The long-awaited aquatic centre and other projects on Red Deer’s to-do list would be pushed back if the provincial government acts on advice to make municipalities shoulder more capital costs, says Red Deer’s mayor.
City residents would have to rein in their expectations significantly, adds Tara Veer, reacting to recommendations from a panel looking into Alberta’s finances.
The so-called blue ribbon panel, chaired by former Saskatchewan finance minister Janice MacKinnon, came up with 26 recommendations to reduce the provincial deficit, including shifting more of the responsibility for capital projects onto municipalities.
This would cause a “real impact,” says Veer, causing many construction and maintenance projects to be deferred.
Red Deer city councillors are wary of more “downloading” of provincial responsibilities onto communities.
Some councillors fear the Municipal Sustainability Initiative funding the city receives from the province could be kept at the 10 per cent reduced interim rate it’s getting until the provincial budget is passed — or even cut back more.
Coun. Vesna Higham understands the need to reduce the provincial deficit, but believes this shouldn’t come at the expense of cities and towns.
She notes Red Deer is already dealing with the detrimental effects of drug addiction, homelessness and mental health problems — which are all provincial funding responsibilities — and “cannot carry more burden.”

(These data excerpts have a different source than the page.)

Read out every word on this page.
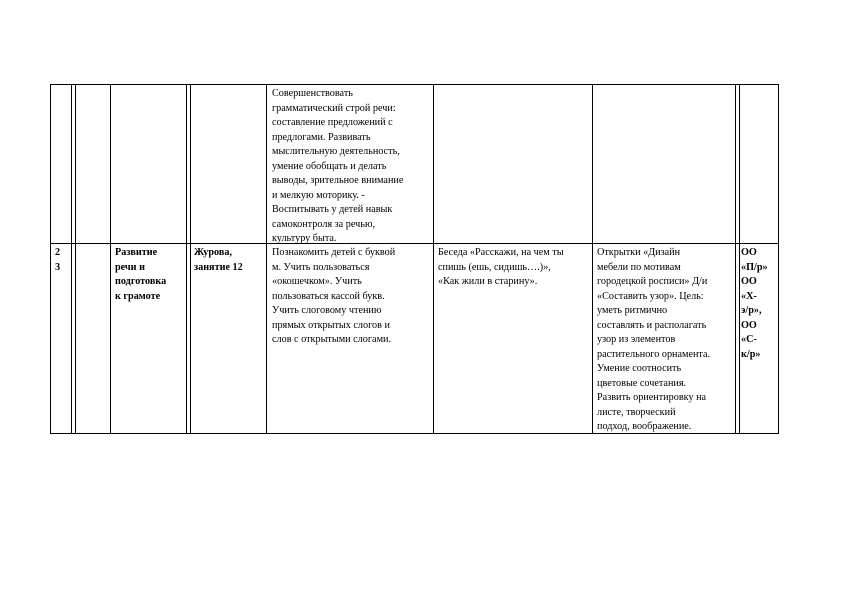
Совершенствовать
грамматический строй речи:
составление предложений с
предлогами. Развивать
мыслительную деятельность,
умение обобщать и делать
выводы, зрительное внимание
и мелкую моторику. -
Воспитывать у детей навык
самоконтроля за речью,
культуру быта.
2
3
Развитие
речи и
подготовка
к грамоте
Журова,
занятие 12
Познакомить детей с буквой
м. Учить пользоваться
«окошечком». Учить
пользоваться кассой букв.
Учить слоговому чтению
прямых открытых слогов и
слов с открытыми слогами.
Беседа «Расскажи, на чем ты
спишь (ешь, сидишь….)»,
«Как жили в старину».
Открытки «Дизайн
мебели по мотивам
городецкой росписи» Д/и
«Составить узор». Цель:
уметь ритмично
составлять и располагать
узор из элементов
растительного орнамента.
Умение соотносить
цветовые сочетания.
Развить ориентировку на
листе, творческий
подход, воображение.
ОО
«П/р»
ОО
«Х-
э/р»,
ОО
«С-
к/р»
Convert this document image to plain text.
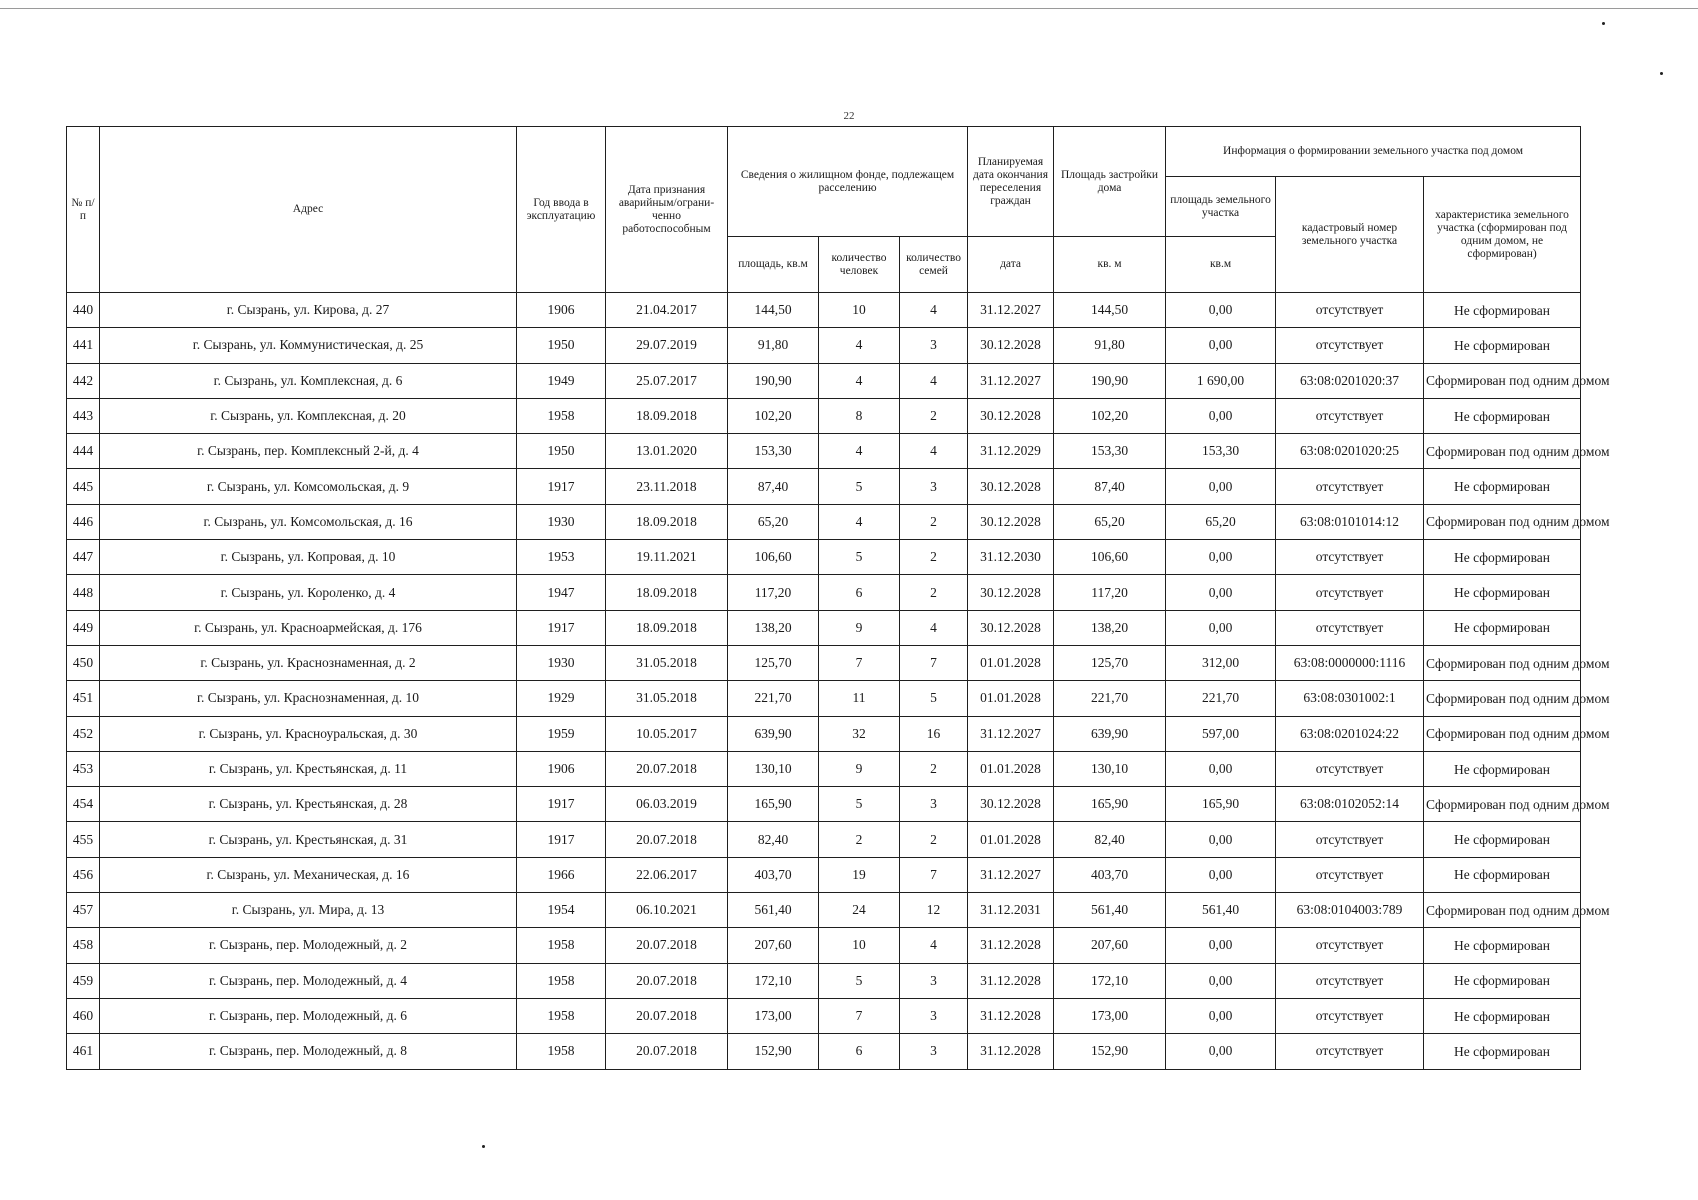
22
№ п/п	Адрес	Год ввода в эксплуатацию	Дата признания аварийным/ограни-ченно работоспособным	Сведения о жилищном фонде, подлежащем расселению			Планируемая дата окончания переселения граждан	Площадь застройки дома	Информация о формировании земельного участка под домом		
									площадь земельного участка	кадастровый номер земельного участка	характеристика земельного участка (сформирован под одним домом, не сформирован)
				площадь, кв.м	количество человек	количество семей	дата	кв. м	кв.м		
440	г. Сызрань, ул. Кирова, д. 27	1906	21.04.2017	144,50	10	4	31.12.2027	144,50	0,00	отсутствует	Не сформирован
441	г. Сызрань, ул. Коммунистическая, д. 25	1950	29.07.2019	91,80	4	3	30.12.2028	91,80	0,00	отсутствует	Не сформирован
442	г. Сызрань, ул. Комплексная, д. 6	1949	25.07.2017	190,90	4	4	31.12.2027	190,90	1 690,00	63:08:0201020:37	Сформирован под одним домом
443	г. Сызрань, ул. Комплексная, д. 20	1958	18.09.2018	102,20	8	2	30.12.2028	102,20	0,00	отсутствует	Не сформирован
444	г. Сызрань, пер. Комплексный 2-й, д. 4	1950	13.01.2020	153,30	4	4	31.12.2029	153,30	153,30	63:08:0201020:25	Сформирован под одним домом
445	г. Сызрань, ул. Комсомольская, д. 9	1917	23.11.2018	87,40	5	3	30.12.2028	87,40	0,00	отсутствует	Не сформирован
446	г. Сызрань, ул. Комсомольская, д. 16	1930	18.09.2018	65,20	4	2	30.12.2028	65,20	65,20	63:08:0101014:12	Сформирован под одним домом
447	г. Сызрань, ул. Копровая, д. 10	1953	19.11.2021	106,60	5	2	31.12.2030	106,60	0,00	отсутствует	Не сформирован
448	г. Сызрань, ул. Короленко, д. 4	1947	18.09.2018	117,20	6	2	30.12.2028	117,20	0,00	отсутствует	Не сформирован
449	г. Сызрань, ул. Красноармейская, д. 176	1917	18.09.2018	138,20	9	4	30.12.2028	138,20	0,00	отсутствует	Не сформирован
450	г. Сызрань, ул. Краснознаменная, д. 2	1930	31.05.2018	125,70	7	7	01.01.2028	125,70	312,00	63:08:0000000:1116	Сформирован под одним домом
451	г. Сызрань, ул. Краснознаменная, д. 10	1929	31.05.2018	221,70	11	5	01.01.2028	221,70	221,70	63:08:0301002:1	Сформирован под одним домом
452	г. Сызрань, ул. Красноуральская, д. 30	1959	10.05.2017	639,90	32	16	31.12.2027	639,90	597,00	63:08:0201024:22	Сформирован под одним домом
453	г. Сызрань, ул. Крестьянская, д. 11	1906	20.07.2018	130,10	9	2	01.01.2028	130,10	0,00	отсутствует	Не сформирован
454	г. Сызрань, ул. Крестьянская, д. 28	1917	06.03.2019	165,90	5	3	30.12.2028	165,90	165,90	63:08:0102052:14	Сформирован под одним домом
455	г. Сызрань, ул. Крестьянская, д. 31	1917	20.07.2018	82,40	2	2	01.01.2028	82,40	0,00	отсутствует	Не сформирован
456	г. Сызрань, ул. Механическая, д. 16	1966	22.06.2017	403,70	19	7	31.12.2027	403,70	0,00	отсутствует	Не сформирован
457	г. Сызрань, ул. Мира, д. 13	1954	06.10.2021	561,40	24	12	31.12.2031	561,40	561,40	63:08:0104003:789	Сформирован под одним домом
458	г. Сызрань, пер. Молодежный, д. 2	1958	20.07.2018	207,60	10	4	31.12.2028	207,60	0,00	отсутствует	Не сформирован
459	г. Сызрань, пер. Молодежный, д. 4	1958	20.07.2018	172,10	5	3	31.12.2028	172,10	0,00	отсутствует	Не сформирован
460	г. Сызрань, пер. Молодежный, д. 6	1958	20.07.2018	173,00	7	3	31.12.2028	173,00	0,00	отсутствует	Не сформирован
461	г. Сызрань, пер. Молодежный, д. 8	1958	20.07.2018	152,90	6	3	31.12.2028	152,90	0,00	отсутствует	Не сформирован
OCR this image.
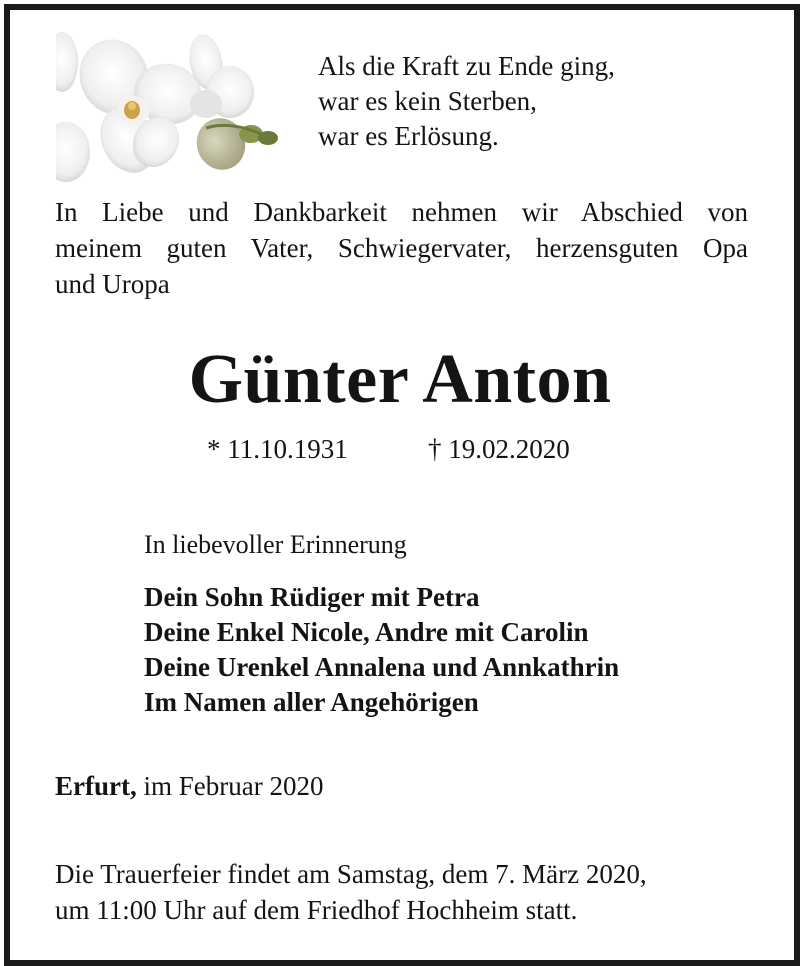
Als die Kraft zu Ende ging,
war es kein Sterben,
war es Erlösung.
In Liebe und Dankbarkeit nehmen wir Abschied von
meinem guten Vater, Schwiegervater, herzensguten Opa
und Uropa
Günter Anton
* 11.10.1931	† 19.02.2020
In liebevoller Erinnerung
Dein Sohn Rüdiger mit Petra
Deine Enkel Nicole, Andre mit Carolin
Deine Urenkel Annalena und Annkathrin
Im Namen aller Angehörigen
Erfurt, im Februar 2020
Die Trauerfeier findet am Samstag, dem 7. März 2020,
um 11:00 Uhr auf dem Friedhof Hochheim statt.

Provincial grants have been axed over decades and “we are at the point where the rubber hits the road,” she adds.
Veer notes that when local social agencies receive provincial cutbacks, their next step is coming to the city for financial help — and where will the money come from if municipalities are cut back too?
Coun. Dianne Wyntjes says there’s only one taxpayer, regardless of whether the “ask” comes from the province or municipality.
“Folks will just end up paying more in municipal taxes…”
Although Alberta was deemed the biggest spending province in Canada, Wyntjes wonders why revenue potential wasn’t factored into the panel’s considerations.
Why did the government just reduce corporate taxes without making job creation a clear stipulation, she adds — and why isn’t there a discussion about implementing a provincial sales tax, since this province is the only one in the country without one?
If rising deficits are the problem, Wyntjes feels a sales tax could be a fairer solution — instead of clawing back needed money from municipal programs.
All Alberta municipalities are waiting to see what the provincial budget will bring this fall.